Using the quicklook function again (cco.quicklook(a=True)) will enable three plots this time, a time series plot (ts=True), a map plot (m=True), and a scatter plot (sc=True)

cco.quicklook(a=True)

7. Validate the collocated time series

Having collocated a quick validation can be performed using the validationmod. validation_specs.yaml can be adjusted.
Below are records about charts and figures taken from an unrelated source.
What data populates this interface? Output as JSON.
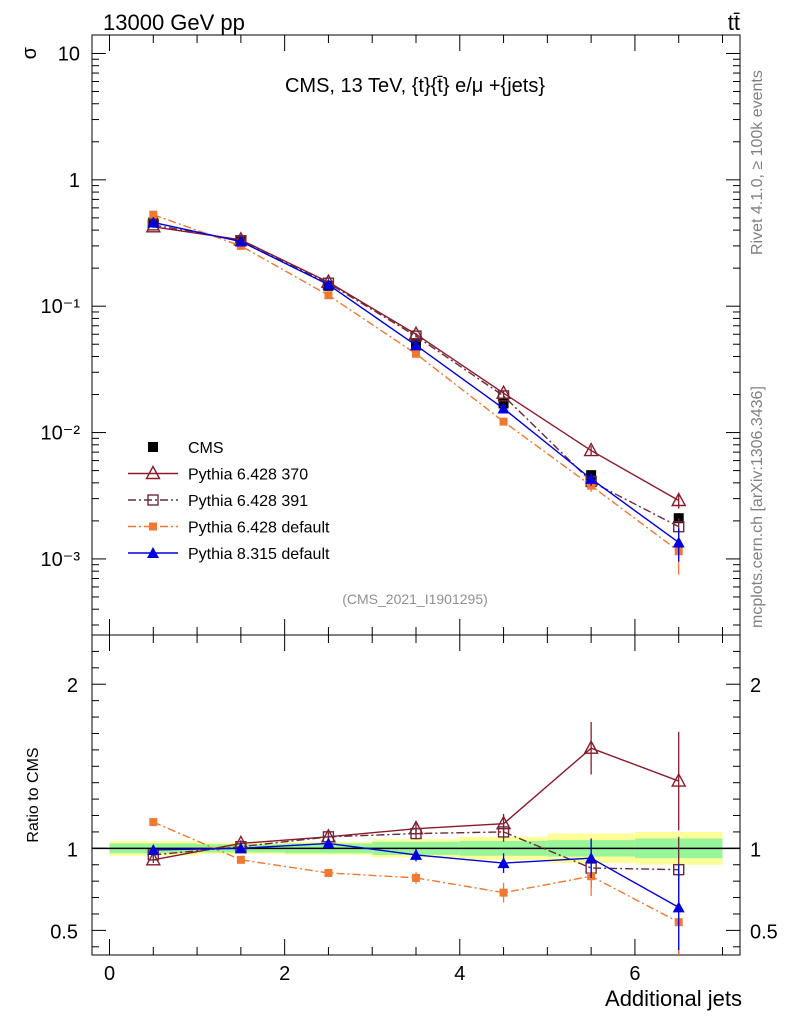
{
  "header": {
    "left_label": "13000 GeV pp",
    "right_label": "tt̄"
  },
  "side_labels": {
    "rivet": "Rivet 4.1.0, ≥ 100k events",
    "mcplots": "mcplots.cern.ch [arXiv:1306.3436]"
  },
  "chart_data": [
    {
      "type": "line",
      "panel": "main",
      "title": "CMS, 13 TeV, {t}{t̄} e/μ +{jets}",
      "ylabel": "σ",
      "xlabel": "Additional jets",
      "yscale": "log",
      "xlim": [
        -0.2,
        7.2
      ],
      "ylim": [
        0.00025,
        14
      ],
      "x": [
        0.5,
        1.5,
        2.5,
        3.5,
        4.5,
        5.5,
        6.5
      ],
      "y_tick_labels": [
        "10⁻³",
        "10⁻²",
        "10⁻¹",
        "1",
        "10"
      ],
      "watermark": "(CMS_2021_I1901295)",
      "legend_position": "lower-left",
      "series": [
        {
          "name": "CMS",
          "values": [
            0.46,
            0.325,
            0.145,
            0.051,
            0.017,
            0.0046,
            0.0021
          ],
          "errors": [
            0.01,
            0.008,
            0.004,
            0.002,
            0.0008,
            0.0003,
            0.0002
          ],
          "color": "#000000",
          "marker": "square-filled",
          "line": "none"
        },
        {
          "name": "Pythia 6.428 370",
          "values": [
            0.425,
            0.335,
            0.155,
            0.06,
            0.0205,
            0.0072,
            0.0029
          ],
          "errors": [
            0.008,
            0.006,
            0.003,
            0.0015,
            0.0008,
            0.0006,
            0.0004
          ],
          "color": "#8b1a2a",
          "marker": "triangle-open",
          "line": "solid"
        },
        {
          "name": "Pythia 6.428 391",
          "values": [
            0.44,
            0.33,
            0.152,
            0.058,
            0.0195,
            0.0041,
            0.0018
          ],
          "errors": [
            0.008,
            0.006,
            0.003,
            0.0015,
            0.0008,
            0.0005,
            0.0003
          ],
          "color": "#6b2a3a",
          "marker": "square-open",
          "line": "dashdot"
        },
        {
          "name": "Pythia 6.428 default",
          "values": [
            0.53,
            0.3,
            0.122,
            0.042,
            0.0122,
            0.0038,
            0.00115
          ],
          "errors": [
            0.01,
            0.006,
            0.003,
            0.0015,
            0.0007,
            0.0004,
            0.0004
          ],
          "color": "#f07830",
          "marker": "square-filled-small",
          "line": "dashdot"
        },
        {
          "name": "Pythia 8.315 default",
          "values": [
            0.46,
            0.325,
            0.148,
            0.049,
            0.0155,
            0.0043,
            0.00135
          ],
          "errors": [
            0.008,
            0.006,
            0.003,
            0.0015,
            0.0008,
            0.0005,
            0.0004
          ],
          "color": "#0000dd",
          "marker": "triangle-filled",
          "line": "solid"
        }
      ]
    },
    {
      "type": "line",
      "panel": "ratio",
      "ylabel": "Ratio to CMS",
      "xlabel": "Additional jets",
      "xlim": [
        -0.2,
        7.2
      ],
      "ylim": [
        0.35,
        2.3
      ],
      "x": [
        0.5,
        1.5,
        2.5,
        3.5,
        4.5,
        5.5,
        6.5
      ],
      "x_ticks": [
        0,
        2,
        4,
        6
      ],
      "y_ticks": [
        0.5,
        1,
        2
      ],
      "bands": {
        "inner_color": "#99f599",
        "outer_color": "#ffff99",
        "bins": [
          {
            "lo": 0,
            "hi": 1,
            "inner": [
              0.97,
              1.03
            ],
            "outer": [
              0.955,
              1.045
            ]
          },
          {
            "lo": 1,
            "hi": 2,
            "inner": [
              0.975,
              1.025
            ],
            "outer": [
              0.965,
              1.035
            ]
          },
          {
            "lo": 2,
            "hi": 3,
            "inner": [
              0.97,
              1.03
            ],
            "outer": [
              0.96,
              1.04
            ]
          },
          {
            "lo": 3,
            "hi": 4,
            "inner": [
              0.96,
              1.04
            ],
            "outer": [
              0.945,
              1.055
            ]
          },
          {
            "lo": 4,
            "hi": 5,
            "inner": [
              0.955,
              1.045
            ],
            "outer": [
              0.93,
              1.07
            ]
          },
          {
            "lo": 5,
            "hi": 6,
            "inner": [
              0.95,
              1.05
            ],
            "outer": [
              0.91,
              1.09
            ]
          },
          {
            "lo": 6,
            "hi": 7,
            "inner": [
              0.94,
              1.06
            ],
            "outer": [
              0.9,
              1.1
            ]
          }
        ]
      },
      "series": [
        {
          "name": "Pythia 6.428 370",
          "values": [
            0.93,
            1.03,
            1.07,
            1.12,
            1.15,
            1.61,
            1.41
          ],
          "errors": [
            0.02,
            0.02,
            0.025,
            0.035,
            0.06,
            0.16,
            0.3
          ],
          "color": "#8b1a2a",
          "marker": "triangle-open",
          "line": "solid"
        },
        {
          "name": "Pythia 6.428 391",
          "values": [
            0.96,
            1.01,
            1.07,
            1.09,
            1.1,
            0.88,
            0.87
          ],
          "errors": [
            0.02,
            0.02,
            0.025,
            0.035,
            0.06,
            0.12,
            0.2
          ],
          "color": "#6b2a3a",
          "marker": "square-open",
          "line": "dashdot"
        },
        {
          "name": "Pythia 6.428 default",
          "values": [
            1.16,
            0.93,
            0.85,
            0.82,
            0.73,
            0.83,
            0.55
          ],
          "errors": [
            0.02,
            0.015,
            0.025,
            0.035,
            0.06,
            0.12,
            0.2
          ],
          "color": "#f07830",
          "marker": "square-filled-small",
          "line": "dashdot"
        },
        {
          "name": "Pythia 8.315 default",
          "values": [
            0.99,
            1.0,
            1.03,
            0.96,
            0.91,
            0.94,
            0.64
          ],
          "errors": [
            0.02,
            0.015,
            0.025,
            0.04,
            0.06,
            0.12,
            0.26
          ],
          "color": "#0000dd",
          "marker": "triangle-filled",
          "line": "solid"
        }
      ]
    }
  ]
}
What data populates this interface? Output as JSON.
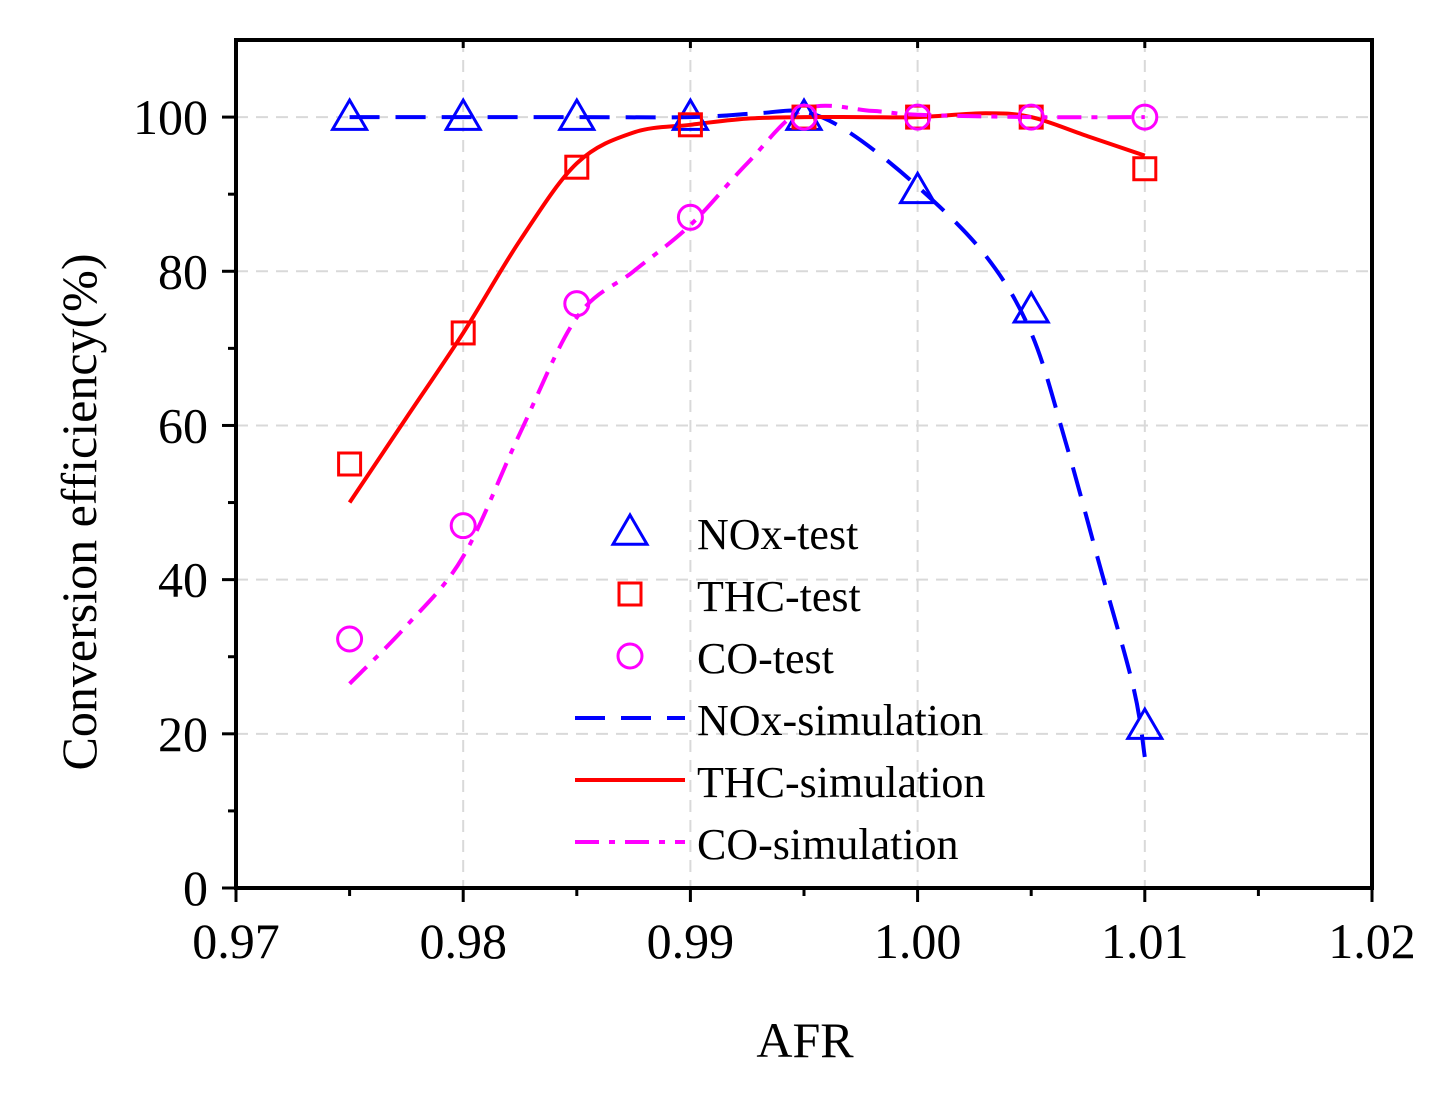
{
  "chart_data": {
    "type": "line",
    "title": "",
    "xlabel": "AFR",
    "ylabel": "Conversion efficiency(%)",
    "xlim": [
      0.97,
      1.02
    ],
    "ylim": [
      0,
      110
    ],
    "xticks": [
      0.97,
      0.98,
      0.99,
      1.0,
      1.01,
      1.02
    ],
    "xtick_labels": [
      "0.97",
      "0.98",
      "0.99",
      "1.00",
      "1.01",
      "1.02"
    ],
    "yticks": [
      0,
      20,
      40,
      60,
      80,
      100
    ],
    "ytick_labels": [
      "0",
      "20",
      "40",
      "60",
      "80",
      "100"
    ],
    "grid": true,
    "legend_position": "center-bottom",
    "test_series": [
      {
        "name": "NOx-test",
        "marker": "triangle",
        "color": "#0000ff",
        "x": [
          0.975,
          0.98,
          0.985,
          0.99,
          0.995,
          1.0,
          1.005,
          1.01
        ],
        "y": [
          100,
          100,
          100,
          100,
          100,
          90.5,
          75,
          21
        ]
      },
      {
        "name": "THC-test",
        "marker": "square",
        "color": "#ff0000",
        "x": [
          0.975,
          0.98,
          0.985,
          0.99,
          0.995,
          1.0,
          1.005,
          1.01
        ],
        "y": [
          55,
          72,
          93.5,
          99,
          100,
          100,
          100,
          93.3
        ]
      },
      {
        "name": "CO-test",
        "marker": "circle",
        "color": "#ff00ff",
        "x": [
          0.975,
          0.98,
          0.985,
          0.99,
          0.995,
          1.0,
          1.005,
          1.01
        ],
        "y": [
          32.3,
          47,
          75.8,
          87,
          100,
          100,
          100,
          100
        ]
      }
    ],
    "simulation_series": [
      {
        "name": "NOx-simulation",
        "style": "dash",
        "color": "#0000ff",
        "x": [
          0.975,
          0.98,
          0.985,
          0.99,
          0.993,
          0.995,
          0.997,
          1.0,
          1.003,
          1.005,
          1.0065,
          1.008,
          1.0095,
          1.01
        ],
        "y": [
          100,
          100,
          100,
          100,
          100.5,
          100.7,
          98,
          91,
          82,
          72,
          58,
          42,
          26,
          17
        ]
      },
      {
        "name": "THC-simulation",
        "style": "solid",
        "color": "#ff0000",
        "x": [
          0.975,
          0.9775,
          0.98,
          0.9825,
          0.985,
          0.9875,
          0.99,
          0.9925,
          0.995,
          0.9975,
          1.0,
          1.003,
          1.005,
          1.0075,
          1.01
        ],
        "y": [
          50,
          61,
          72,
          84,
          94,
          98,
          99,
          99.8,
          100,
          100,
          100,
          100.5,
          100,
          97.5,
          95
        ]
      },
      {
        "name": "CO-simulation",
        "style": "dashdot",
        "color": "#ff00ff",
        "x": [
          0.975,
          0.9775,
          0.98,
          0.9825,
          0.985,
          0.9875,
          0.99,
          0.9925,
          0.995,
          0.998,
          1.0,
          1.005,
          1.01
        ],
        "y": [
          26.5,
          34,
          43,
          59,
          74,
          80,
          86,
          94,
          101,
          100.8,
          100.3,
          100,
          100
        ]
      }
    ]
  }
}
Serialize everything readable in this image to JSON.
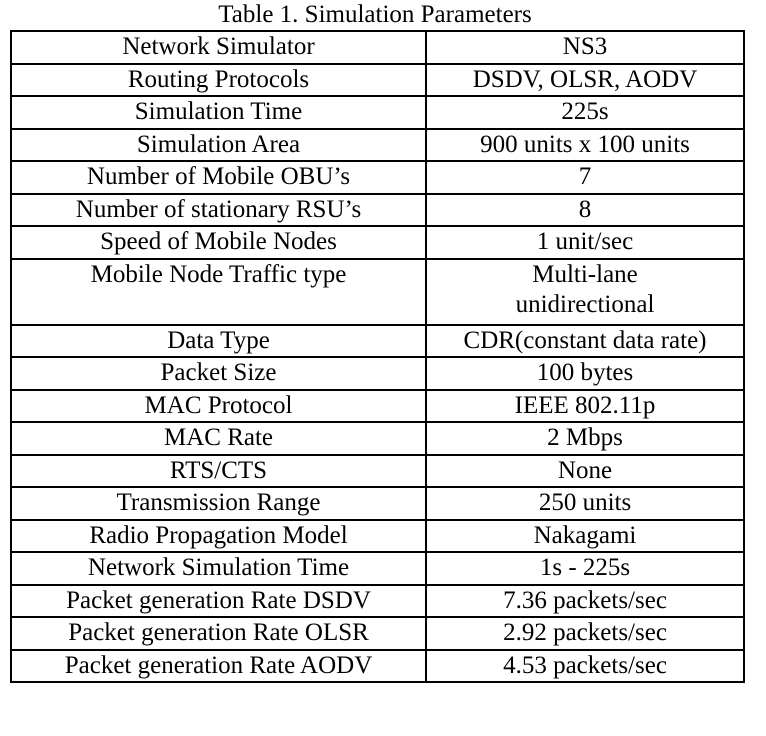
{
  "caption": "Table 1. Simulation Parameters",
  "rows": [
    {
      "parameter": "Network Simulator",
      "value": "NS3"
    },
    {
      "parameter": "Routing Protocols",
      "value": "DSDV, OLSR, AODV"
    },
    {
      "parameter": "Simulation Time",
      "value": "225s"
    },
    {
      "parameter": "Simulation Area",
      "value": "900 units x 100 units"
    },
    {
      "parameter": "Number of Mobile OBU’s",
      "value": "7"
    },
    {
      "parameter": "Number of stationary RSU’s",
      "value": "8"
    },
    {
      "parameter": "Speed of Mobile Nodes",
      "value": "1 unit/sec"
    },
    {
      "parameter": "Mobile Node Traffic type",
      "value_lines": [
        "Multi-lane",
        "unidirectional"
      ]
    },
    {
      "parameter": "Data Type",
      "value": "CDR(constant data rate)"
    },
    {
      "parameter": "Packet Size",
      "value": "100 bytes"
    },
    {
      "parameter": "MAC Protocol",
      "value": "IEEE 802.11p"
    },
    {
      "parameter": "MAC Rate",
      "value": "2 Mbps"
    },
    {
      "parameter": "RTS/CTS",
      "value": "None"
    },
    {
      "parameter": "Transmission Range",
      "value": "250 units"
    },
    {
      "parameter": "Radio Propagation Model",
      "value": "Nakagami"
    },
    {
      "parameter": "Network Simulation Time",
      "value": "1s - 225s"
    },
    {
      "parameter": "Packet generation Rate DSDV",
      "value": "7.36 packets/sec"
    },
    {
      "parameter": "Packet generation Rate OLSR",
      "value": "2.92 packets/sec"
    },
    {
      "parameter": "Packet generation Rate AODV",
      "value": "4.53 packets/sec"
    }
  ]
}
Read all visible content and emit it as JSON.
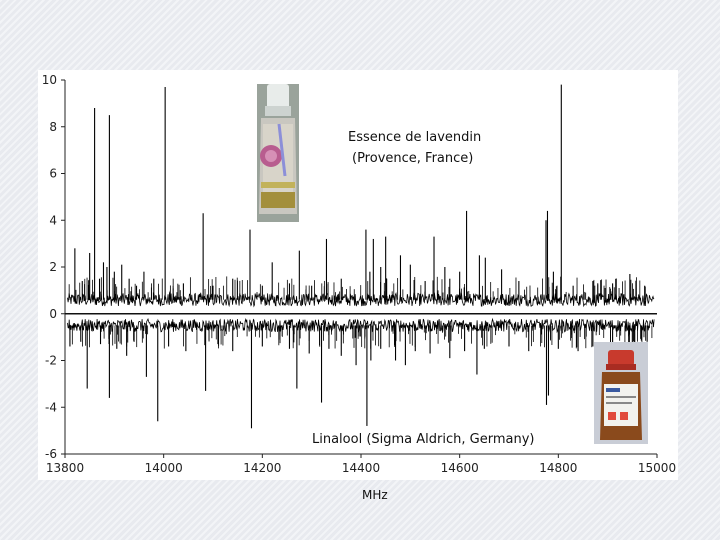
{
  "chart_data": {
    "type": "line",
    "xlabel": "MHz",
    "ylabel": "",
    "xlim": [
      13800,
      15000
    ],
    "ylim": [
      -6,
      10
    ],
    "x_ticks": [
      13800,
      14000,
      14200,
      14400,
      14600,
      14800,
      15000
    ],
    "y_ticks": [
      10,
      8,
      6,
      4,
      2,
      0,
      -2,
      -4,
      -6
    ],
    "grid": false,
    "annotations": [
      {
        "text": "Essence de lavendin",
        "series": "top"
      },
      {
        "text": "(Provence, France)",
        "series": "top"
      },
      {
        "text": "Linalool (Sigma Aldrich, Germany)",
        "series": "bottom"
      }
    ],
    "series": [
      {
        "baseline": 0.6,
        "peaks": [
          [
            13820,
            2.8
          ],
          [
            13835,
            1.4
          ],
          [
            13850,
            2.6
          ],
          [
            13860,
            8.8
          ],
          [
            13870,
            1.5
          ],
          [
            13878,
            2.2
          ],
          [
            13885,
            2.0
          ],
          [
            13890,
            8.5
          ],
          [
            13900,
            1.8
          ],
          [
            13915,
            2.1
          ],
          [
            13930,
            1.5
          ],
          [
            13945,
            1.2
          ],
          [
            13960,
            1.8
          ],
          [
            13980,
            1.5
          ],
          [
            14003,
            9.7
          ],
          [
            14040,
            1.3
          ],
          [
            14080,
            4.3
          ],
          [
            14100,
            1.2
          ],
          [
            14140,
            1.5
          ],
          [
            14175,
            3.6
          ],
          [
            14200,
            1.2
          ],
          [
            14220,
            2.2
          ],
          [
            14255,
            1.3
          ],
          [
            14275,
            2.7
          ],
          [
            14300,
            1.2
          ],
          [
            14330,
            3.2
          ],
          [
            14360,
            1.5
          ],
          [
            14410,
            3.6
          ],
          [
            14418,
            1.8
          ],
          [
            14425,
            3.2
          ],
          [
            14440,
            2.0
          ],
          [
            14450,
            3.3
          ],
          [
            14480,
            2.5
          ],
          [
            14500,
            2.1
          ],
          [
            14530,
            1.4
          ],
          [
            14548,
            3.3
          ],
          [
            14570,
            2.0
          ],
          [
            14580,
            1.5
          ],
          [
            14600,
            1.8
          ],
          [
            14614,
            4.4
          ],
          [
            14640,
            2.5
          ],
          [
            14652,
            2.4
          ],
          [
            14685,
            1.9
          ],
          [
            14720,
            1.4
          ],
          [
            14775,
            4.0
          ],
          [
            14778,
            4.4
          ],
          [
            14790,
            1.8
          ],
          [
            14806,
            9.8
          ],
          [
            14830,
            1.2
          ],
          [
            14870,
            1.4
          ],
          [
            14910,
            1.3
          ],
          [
            14945,
            1.7
          ],
          [
            14975,
            1.2
          ]
        ]
      },
      {
        "baseline": -0.5,
        "peaks": [
          [
            13810,
            -1.4
          ],
          [
            13832,
            -1.2
          ],
          [
            13845,
            -3.2
          ],
          [
            13872,
            -1.3
          ],
          [
            13890,
            -3.6
          ],
          [
            13905,
            -1.5
          ],
          [
            13925,
            -1.8
          ],
          [
            13940,
            -1.2
          ],
          [
            13965,
            -2.7
          ],
          [
            13988,
            -4.6
          ],
          [
            14010,
            -1.4
          ],
          [
            14045,
            -1.6
          ],
          [
            14085,
            -3.3
          ],
          [
            14110,
            -1.3
          ],
          [
            14140,
            -1.6
          ],
          [
            14178,
            -4.9
          ],
          [
            14200,
            -1.4
          ],
          [
            14255,
            -1.5
          ],
          [
            14270,
            -3.2
          ],
          [
            14295,
            -1.7
          ],
          [
            14320,
            -3.8
          ],
          [
            14335,
            -1.5
          ],
          [
            14360,
            -1.8
          ],
          [
            14390,
            -2.2
          ],
          [
            14412,
            -4.8
          ],
          [
            14420,
            -2.0
          ],
          [
            14440,
            -1.5
          ],
          [
            14470,
            -2.0
          ],
          [
            14490,
            -2.2
          ],
          [
            14510,
            -1.6
          ],
          [
            14540,
            -1.7
          ],
          [
            14580,
            -1.9
          ],
          [
            14610,
            -1.6
          ],
          [
            14635,
            -2.6
          ],
          [
            14650,
            -1.5
          ],
          [
            14700,
            -1.4
          ],
          [
            14740,
            -1.6
          ],
          [
            14776,
            -3.9
          ],
          [
            14780,
            -3.5
          ],
          [
            14800,
            -1.5
          ],
          [
            14840,
            -1.6
          ],
          [
            14870,
            -1.4
          ],
          [
            14910,
            -1.5
          ],
          [
            14950,
            -1.3
          ],
          [
            14980,
            -1.2
          ]
        ]
      }
    ]
  },
  "images": {
    "top_bottle_icon": "perfume-bottle-icon",
    "bottom_bottle_icon": "reagent-bottle-icon"
  }
}
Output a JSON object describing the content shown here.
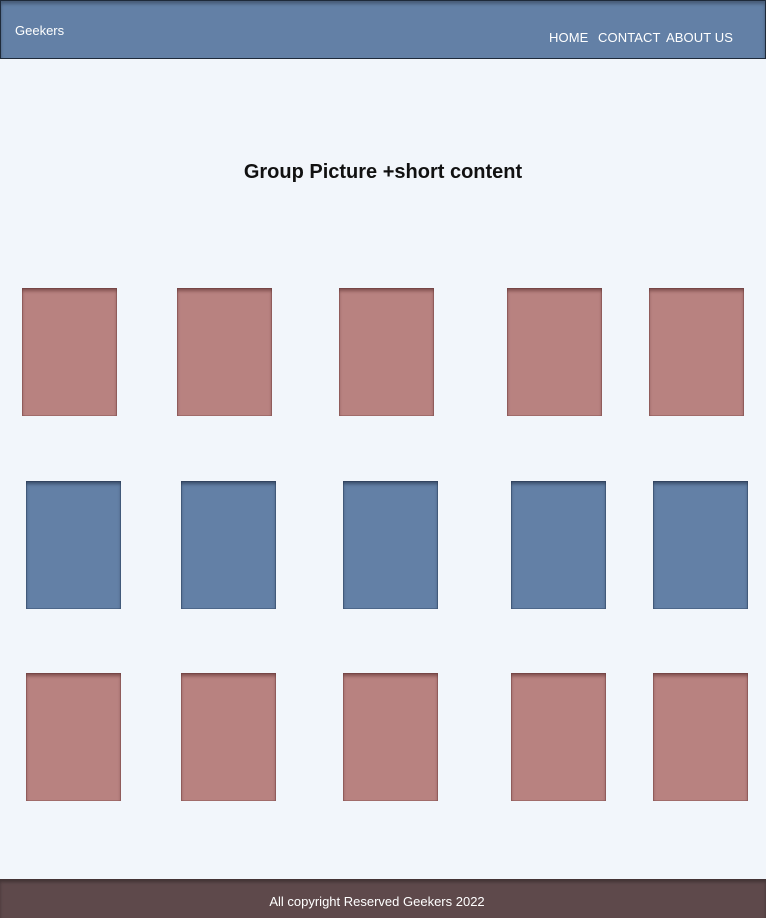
{
  "navbar": {
    "brand": "Geekers",
    "links": [
      {
        "label": "HOME"
      },
      {
        "label": "CONTACT"
      },
      {
        "label": "ABOUT US"
      }
    ],
    "color": "#6380a6"
  },
  "main": {
    "headline": "Group Picture +short content"
  },
  "grid": {
    "rows": [
      {
        "color_name": "rose",
        "color": "#b88280",
        "count": 5
      },
      {
        "color_name": "blue",
        "color": "#6380a6",
        "count": 5
      },
      {
        "color_name": "rose",
        "color": "#b88280",
        "count": 5
      }
    ]
  },
  "footer": {
    "text": "All copyright Reserved Geekers 2022",
    "color": "#5e494b"
  }
}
>>> val_dict = cco.validate_collocated_values()

 # ---
 Validation stats
 # ---
 Correlation Coefficient: 0.60
 Mean Absolute Difference: 0.54
 Root Mean Squared Difference: 0.63
 Normalized Root Mean Squared Difference: 0.20
 Debiased Root Mean Squared Difference: 0.59
 Bias: -0.22
 Normalized Bias: -0.07
 Scatter Index: 18.82
 Model Activity Ratio: 1.31
 Mean of Model: 2.91
 Mean of Observations: 3.13
 Number of Collocated Values: 6

The entire validation dictionary will then be in val_dict.